Hi Lennart,
On Sun, Oct 21, 2012 at 08:57:31PM +0200, Lennart Müller wrote:
2012/10/18 Harald Welte
<laforge(a)gnumonks.org>
I strongly suggest you take a pcap capture file
(like "tcpdump -ni eth0
-s0 -w/tmp/my.pcap") and figure out which exact message is causing the
problem. Then you forward the relevant portion of the pcap file to this
list.
I've attached a trace, no. 35 (data indication) seems to cause the drop.
I'm a bit puzzled by this.
"MM STATUS" is handled by gsm48_rx_mm_status() which unconditionally
returns '0', i.e. our return value for success. gsm0408_rcv_mm(), the
calling function, clearly returns this return value of '0' up to the
caller gsm0408_dispatch(), which again returns it to its caller.
So from what I can tell in the code, I don't see an obvious path how
that message should ever return -1 to libosmo-abis, which then drops the
link.
It would be useful if you could spend some more time to try to hunt this
down, possibly by printing a backtrace using "osmo_log_backtrace(DLINP,
LOGL_ERROR)" around line 455 of libosmo-abis/src/input/ipaccess.c
within in the section/clause:
if (e1i_ts->line->ops->sign_link(msg) < 0) {
...
}
which is where the 'Bad signalling message' error message is printed
first. The backtrace will only be addresses, and you would have to use
the symbol table to figure out which function caused it (e.g. by using
objdump).
Pablo: It actually would make sense to include this call to
osmo_log_backtrace() as a default in libosmo-abis, what do you think?
Not sure that will help.
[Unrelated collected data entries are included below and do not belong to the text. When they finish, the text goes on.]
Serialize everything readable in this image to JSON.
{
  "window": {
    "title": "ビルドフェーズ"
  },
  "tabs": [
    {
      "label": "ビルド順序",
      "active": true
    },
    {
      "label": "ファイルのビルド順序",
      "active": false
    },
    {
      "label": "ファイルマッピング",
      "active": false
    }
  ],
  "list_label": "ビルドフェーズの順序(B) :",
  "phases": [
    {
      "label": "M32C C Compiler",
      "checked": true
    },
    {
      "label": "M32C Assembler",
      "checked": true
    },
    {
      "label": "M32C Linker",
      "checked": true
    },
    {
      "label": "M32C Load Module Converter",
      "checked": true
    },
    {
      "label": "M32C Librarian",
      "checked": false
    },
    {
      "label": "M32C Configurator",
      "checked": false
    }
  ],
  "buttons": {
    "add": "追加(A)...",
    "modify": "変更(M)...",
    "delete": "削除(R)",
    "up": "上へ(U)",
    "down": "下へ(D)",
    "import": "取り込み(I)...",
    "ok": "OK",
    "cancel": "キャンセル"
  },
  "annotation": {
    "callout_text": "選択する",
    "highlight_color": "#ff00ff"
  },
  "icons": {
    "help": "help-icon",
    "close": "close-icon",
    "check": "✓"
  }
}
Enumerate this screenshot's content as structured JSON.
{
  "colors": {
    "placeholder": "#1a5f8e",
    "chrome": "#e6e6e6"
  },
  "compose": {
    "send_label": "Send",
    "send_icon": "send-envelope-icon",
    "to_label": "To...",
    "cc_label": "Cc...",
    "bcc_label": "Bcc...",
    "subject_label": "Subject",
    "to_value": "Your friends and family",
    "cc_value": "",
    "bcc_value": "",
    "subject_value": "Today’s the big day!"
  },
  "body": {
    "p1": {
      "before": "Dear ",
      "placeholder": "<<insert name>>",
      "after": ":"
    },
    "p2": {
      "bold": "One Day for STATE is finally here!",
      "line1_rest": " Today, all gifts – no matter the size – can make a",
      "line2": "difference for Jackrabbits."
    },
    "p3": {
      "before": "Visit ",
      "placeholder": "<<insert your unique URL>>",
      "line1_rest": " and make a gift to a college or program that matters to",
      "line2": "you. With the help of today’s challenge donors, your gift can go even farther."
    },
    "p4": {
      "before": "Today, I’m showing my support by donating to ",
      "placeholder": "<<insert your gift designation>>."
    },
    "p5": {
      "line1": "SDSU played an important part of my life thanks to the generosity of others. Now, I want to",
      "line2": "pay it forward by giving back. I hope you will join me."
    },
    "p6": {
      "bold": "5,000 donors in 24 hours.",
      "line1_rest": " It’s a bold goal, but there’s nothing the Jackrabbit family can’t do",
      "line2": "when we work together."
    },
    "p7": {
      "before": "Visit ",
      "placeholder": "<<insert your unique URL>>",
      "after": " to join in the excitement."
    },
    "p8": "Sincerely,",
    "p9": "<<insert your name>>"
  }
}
I can do that but, AFAICS, it will not show
the code trace in openbsc that spotted that problem (since we would be
already out of its scope once libosmo-abis notices the problem).
As an alternative, I can develop some little extension for libosmocore
to store the packet that triggered the problem in some file like
"ipaccess-bad-signalling-link-DATE.pcap".
So we can make sure what packet triggered the problem.
Let me know if I'm missing anything.